Bardziej zrównoważeni musieli coś wyczuć, bo też trochę zaostrzyli ton, wciąż jednak trwając w dystyngowanych pozach. I nagle jakby pies zerwał się z łańcucha. Dla kogoś, kto na długie tygodnie zatracił się w telenoweli amerykańskich wyborów i potem z przymulonym mózgiem wrócił do polskich spraw, właśnie tak to wyglądało. Bardziej zrównoważeni zaczęli walić w Kaczyńskiego i PiS nie gorzej niż mniej dystyngowani. Włączasz jednego, a ten z obłędem w oczach wrzeszczy: „Ta władza utraciła wiarygodność całkowicie”. Pochylasz się nad artykułem drugiego, a tam: „PiS nie chce oddać nawet ułamka władzy w ręce kogoś, kto byłby od partii całkiem niezależny.” Przerzucasz się na youtubowy felietonik trzeciego, a on aż się jąkając z tej ogromnej frustracji i chrząkając pod koniec, jakby zaraz miał się rozpłakać, wygłasza patetyczne ośmiominutowe credo, które jakoś udało się zmieścić w poniższych kilku linijkach:
<< Przed rokiem bym powiedział, że szukam swojego swojego kanału dotarcia do Państwa, żeby uciec przed tymi dwoma młyńskimi kamieniami, które nas zgniatają z obu stron, przybierając polityczne barwy Prawa i Sprawiedliwości i Platformy Obywatelskiej. Teraz, po tym roku pandemii, zrobiło się jeszcze gorzej, bo to zaczyna być walka ludzi, którzy pragną zachować wolność i nie chcą się podporządkowywać nowemu światu, w którym pod pretekstem dbałości o to, żeby nas jakiś wirus przypadkiem nie zaraził, zabiera się nam wolność. Służy temu cała machina mediów. W takiej sytuacji, skoro nie ma już miejsca na wolne media, wierzę głęboko, że jest miejsce dla wolnych strzelców, takich jak ja. >>
To były głosy najpopularniejszych przedstawicieli grupy bardziej zrównoważonych, którym pandemia też najwyraźniej zrobiła coś niedobrego z umysłami. Bo czy rzeczywiście są powody aż do takiej rozpaczy? Przecież stopy inflacji i bezrobocia nie są wyraźnie wyższe od tych sprzed pandemii. Firmy ratingowe nadal oceniają wysoko polską zdolność kredytową, rząd radzi sobie z pandemią może nie lepiej, ale na pewno nie gorzej niż inne kraje. A tymczasem wszyscy patrioci, ci bardziej zrównoważeni, ci mniej dystyngowani i domniemane ruskie onuce, krzyczą jednym głosem:
Precz z PiS-em!!!
Wcale niewykluczone, że jak pokrzyczą tak jeszcze czas jaki, jak rozkołyszą wystarczająco tę patriotyczną łódkę, to rzeczywiście może dojść do przedterminowych wyborów i co wtedy? PiS znowu wygra? – dobrze. Ale jak przegra, co będzie? Co przyjdzie wtedy zrobić?

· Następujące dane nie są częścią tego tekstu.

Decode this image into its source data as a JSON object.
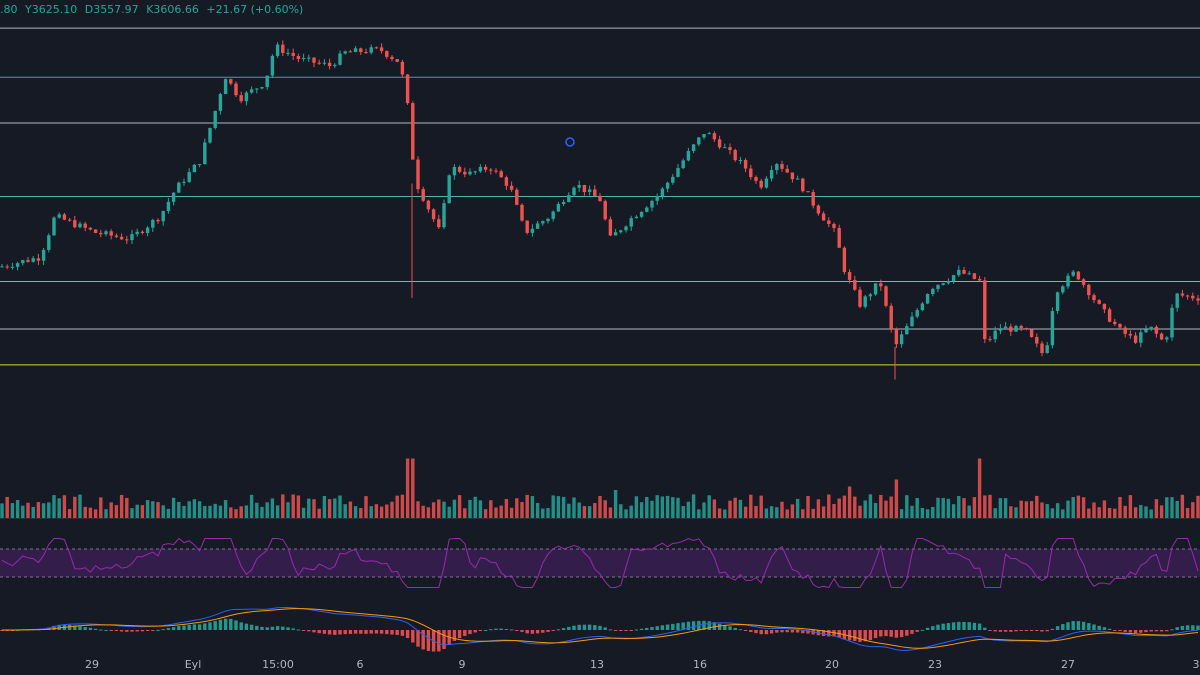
{
  "ohlc_legend": {
    "open": ".80",
    "high": "Y3625.10",
    "low": "D3557.97",
    "close": "K3606.66",
    "change": "+21.67 (+0.60%)"
  },
  "colors": {
    "background": "#161a25",
    "up": "#26a69a",
    "down": "#ef5350",
    "rsi_line": "#9c27b0",
    "rsi_band": "#3b1f55",
    "macd_line": "#2962ff",
    "signal_line": "#ff9800"
  },
  "chart_data": {
    "type": "candlestick",
    "price_range": [
      2650,
      3950
    ],
    "x_ticks": [
      "29",
      "Eyl",
      "15:00",
      "6",
      "9",
      "13",
      "16",
      "20",
      "23",
      "27",
      "3"
    ],
    "horizontal_levels": [
      {
        "price": 3925,
        "color": "#b2b5be"
      },
      {
        "price": 3775,
        "color": "#5d8fa8"
      },
      {
        "price": 3635,
        "color": "#b2b5be"
      },
      {
        "price": 3410,
        "color": "#4db6ac"
      },
      {
        "price": 3150,
        "color": "#8bc34a"
      },
      {
        "price": 3005,
        "color": "#b2b5be"
      },
      {
        "price": 2895,
        "color": "#cddc39"
      }
    ],
    "close_path": [
      [
        0,
        3195
      ],
      [
        40,
        3225
      ],
      [
        55,
        3350
      ],
      [
        95,
        3300
      ],
      [
        130,
        3280
      ],
      [
        160,
        3350
      ],
      [
        175,
        3430
      ],
      [
        200,
        3520
      ],
      [
        215,
        3670
      ],
      [
        225,
        3780
      ],
      [
        240,
        3710
      ],
      [
        265,
        3760
      ],
      [
        275,
        3870
      ],
      [
        300,
        3830
      ],
      [
        330,
        3810
      ],
      [
        345,
        3850
      ],
      [
        380,
        3860
      ],
      [
        400,
        3820
      ],
      [
        408,
        3680
      ],
      [
        415,
        3460
      ],
      [
        440,
        3300
      ],
      [
        450,
        3500
      ],
      [
        470,
        3480
      ],
      [
        490,
        3500
      ],
      [
        510,
        3440
      ],
      [
        525,
        3300
      ],
      [
        550,
        3350
      ],
      [
        575,
        3450
      ],
      [
        600,
        3400
      ],
      [
        610,
        3280
      ],
      [
        630,
        3340
      ],
      [
        660,
        3420
      ],
      [
        690,
        3550
      ],
      [
        705,
        3610
      ],
      [
        720,
        3570
      ],
      [
        745,
        3500
      ],
      [
        760,
        3440
      ],
      [
        775,
        3520
      ],
      [
        800,
        3450
      ],
      [
        815,
        3380
      ],
      [
        835,
        3300
      ],
      [
        845,
        3180
      ],
      [
        860,
        3080
      ],
      [
        880,
        3150
      ],
      [
        895,
        2950
      ],
      [
        905,
        3000
      ],
      [
        930,
        3130
      ],
      [
        960,
        3180
      ],
      [
        980,
        3150
      ],
      [
        985,
        2960
      ],
      [
        1000,
        3010
      ],
      [
        1025,
        3000
      ],
      [
        1045,
        2920
      ],
      [
        1055,
        3120
      ],
      [
        1075,
        3180
      ],
      [
        1100,
        3070
      ],
      [
        1120,
        3000
      ],
      [
        1135,
        2970
      ],
      [
        1150,
        3010
      ],
      [
        1165,
        2960
      ],
      [
        1175,
        3110
      ],
      [
        1200,
        3100
      ]
    ],
    "volume_spikes": [
      {
        "x": 410,
        "ratio": 0.85
      },
      {
        "x": 895,
        "ratio": 0.55
      },
      {
        "x": 980,
        "ratio": 0.85
      },
      {
        "x": 615,
        "ratio": 0.4
      },
      {
        "x": 850,
        "ratio": 0.45
      }
    ],
    "rsi_band": [
      30,
      70
    ],
    "grid": false
  }
}
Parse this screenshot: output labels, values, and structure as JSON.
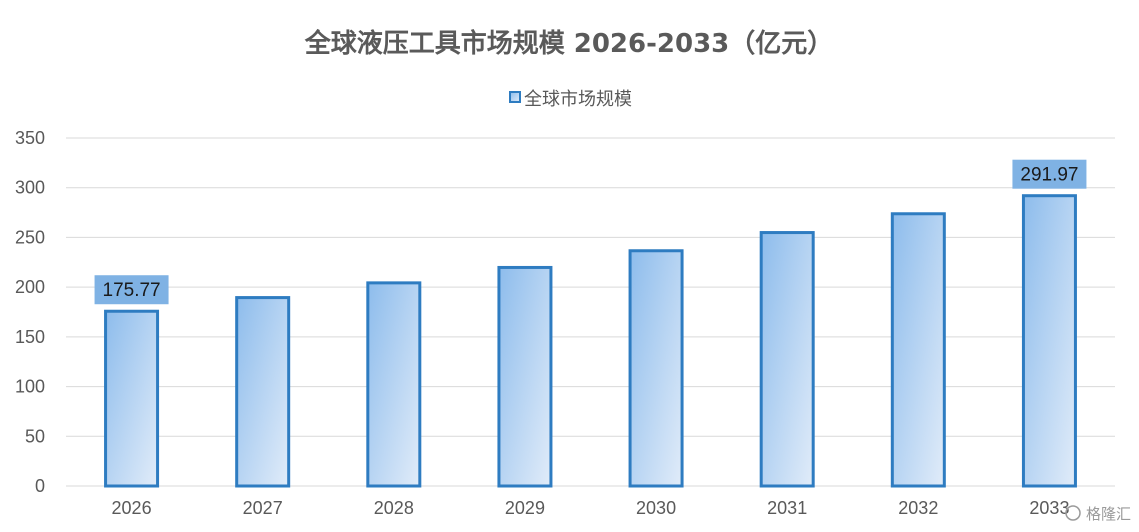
{
  "chart_data": {
    "type": "bar",
    "title": "全球液压工具市场规模 2026-2033（亿元）",
    "legend": {
      "position": "top",
      "entries": [
        "全球市场规模"
      ]
    },
    "categories": [
      "2026",
      "2027",
      "2028",
      "2029",
      "2030",
      "2031",
      "2032",
      "2033"
    ],
    "series": [
      {
        "name": "全球市场规模",
        "values": [
          175.77,
          189.5,
          204.3,
          219.8,
          236.6,
          254.9,
          273.8,
          291.97
        ]
      }
    ],
    "data_labels": [
      {
        "category": "2026",
        "text": "175.77"
      },
      {
        "category": "2033",
        "text": "291.97"
      }
    ],
    "yticks": [
      0,
      50,
      100,
      150,
      200,
      250,
      300,
      350
    ],
    "ylim": [
      0,
      350
    ],
    "grid": true,
    "colors": {
      "bar_fill_top": "#8dbcec",
      "bar_fill_bottom": "#dce9f8",
      "bar_stroke": "#2e7cc1",
      "label_bg": "#7fb2e4",
      "grid": "#d9d9d9"
    }
  },
  "watermark": {
    "text": "格隆汇"
  }
}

Otóż przyjdzie, już nieodwołalnie, postawić od dawna przeczuwaną diagnozę. Że patriotyczny obóz to po prostu lubi. Być stroną przegraną. Zbierać się w małych, dusznych salkach, marzyć latami o odzyskaniu władzy i śpiewać do upojenia „Żeby Polska była Polską”.
Jeśli tak ma być, jeśli patrioci tak chcą, to po co był ten ośmioletni wysiłek między 2007 i 2015 rokiem, po co Beata brawurowo ciągnęła kampanię Dudy i swoją własną, po co było urzeczywistniać 500 plus, uszczelniać podatki, powstrzymywać Nord Stream 2, budować energetyczną niezależność, planować centralny port komunikacyjny, przymierzać się do Trójmorza, bronić polskiej złotówki, ponosić miliardowe wydatki na obronność, dobijać się o wzmocnienie wschodniej flanki? Trzeba było od razu przyjąć koncepcję rozpłynięcia się w brukselskiej Europie. Po co ta okrężna droga, skoro dawało się to załatwić od ręki?
To nie jest retoryczne pytanie. Elektorat PiS czeka na odpowiedź.